My Scholarship entry - Giving back on the road

WORLDWIDE | Monday, 23 April 2012 | Views [119] | Scholarship Entry

It was one of those days when you need to break away.
I had only had $6 and 4 days off, so the furthest destination I could afford was Belarus.
Intuitively, I took a subway to the outskirts of Kiev, where a busy highway to the north started. I stood on the roadside, holding a sign saying “Minsk”.
Some believe that hitchhiking is a parasitic way of traveling, but I know that it is not. A good companion needs a driver, just as much as a good driver needs a traveler.
Within 10 minutes, I was sitting with a trucker named Kolya, driving away with 16 tons of oranges from Odessa. Two weeks driving, followed by a day at home. His loneliness, broken only with rare radio conversations with other truckers passing-by. They concisely reported about the road police, traffic and weather. Thirsty for words, Kolya was enthusiastic to discuss my truck-driving career, concerned that women drive more gracefully than men. I left his truck on a border to continue on foot.
Dusk. 3x3-inch sized piece of paper from an astonished customs officer saying “pedestrian – 1 piece” welcomed me to the neutral zone with cars diligently waiting for their turn and frogs croaking in the ditches.
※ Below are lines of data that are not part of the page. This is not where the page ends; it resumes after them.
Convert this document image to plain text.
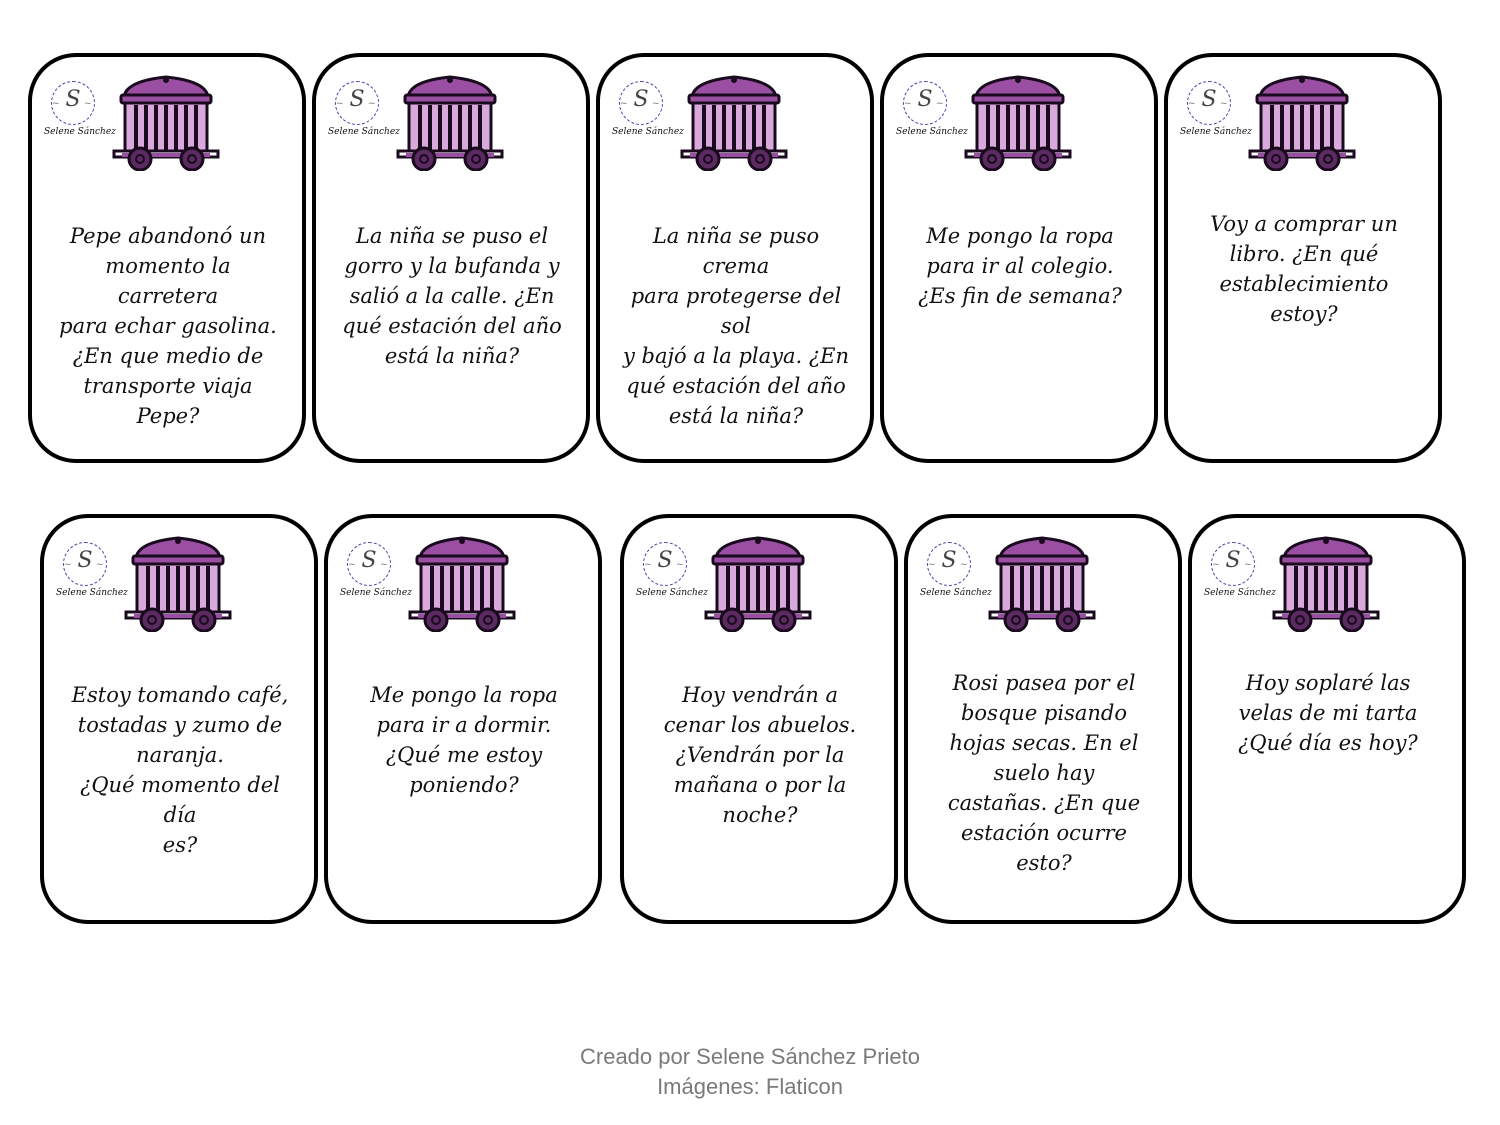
S
~	~
Selene Sánchez
Pepe abandonó un
momento la carretera
para echar gasolina.
¿En que medio de
transporte viaja Pepe?
S
~	~
Selene Sánchez
La niña se puso el
gorro y la bufanda y
salió a la calle. ¿En
qué estación del año
está la niña?
S
~	~
Selene Sánchez
La niña se puso crema
para protegerse del sol
y bajó a la playa. ¿En
qué estación del año
está la niña?
S
~	~
Selene Sánchez
Me pongo la ropa
para ir al colegio.
¿Es fin de semana?
S
~	~
Selene Sánchez
Voy a comprar un
libro. ¿En qué
establecimiento
estoy?
S
~	~
Selene Sánchez
Estoy tomando café,
tostadas y zumo de
naranja.
¿Qué momento del día
es?
S
~	~
Selene Sánchez
Me pongo la ropa
para ir a dormir.
¿Qué me estoy
poniendo?
S
~	~
Selene Sánchez
Hoy vendrán a
cenar los abuelos.
¿Vendrán por la
mañana o por la
noche?
S
~	~
Selene Sánchez
Rosi pasea por el
bosque pisando
hojas secas. En el
suelo hay
castañas. ¿En que
estación ocurre
esto?
S
~	~
Selene Sánchez
Hoy soplaré las
velas de mi tarta
¿Qué día es hoy?
Creado por Selene Sánchez Prieto
Imágenes: Flaticon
I walked 2 km in the rain, shoveling down crackers, with a feeling of an absolute freedom.
The Belarusian side greeted me with money-changers, prostitutes and a taxi-driver. Everyone earns money as they can here, so I was surprised to be treated with some kind of “Georgian hospitality”. Svetlana, usually exchanging currency for tourists, regaled with the self-made Easter cake and hot herbal tea, while the local prostitute Anna was trying to catch me a car.
Hastily leaving Ukraine I didn’t realize fully the matter until I came across a sign that read “0 km” in Minsk. It became a momentous place for me. Probably because it is where I finally stopped running, and felt the need to head back to the beginning. The road had fulfilled its curative mission.The road and its people – random and humane.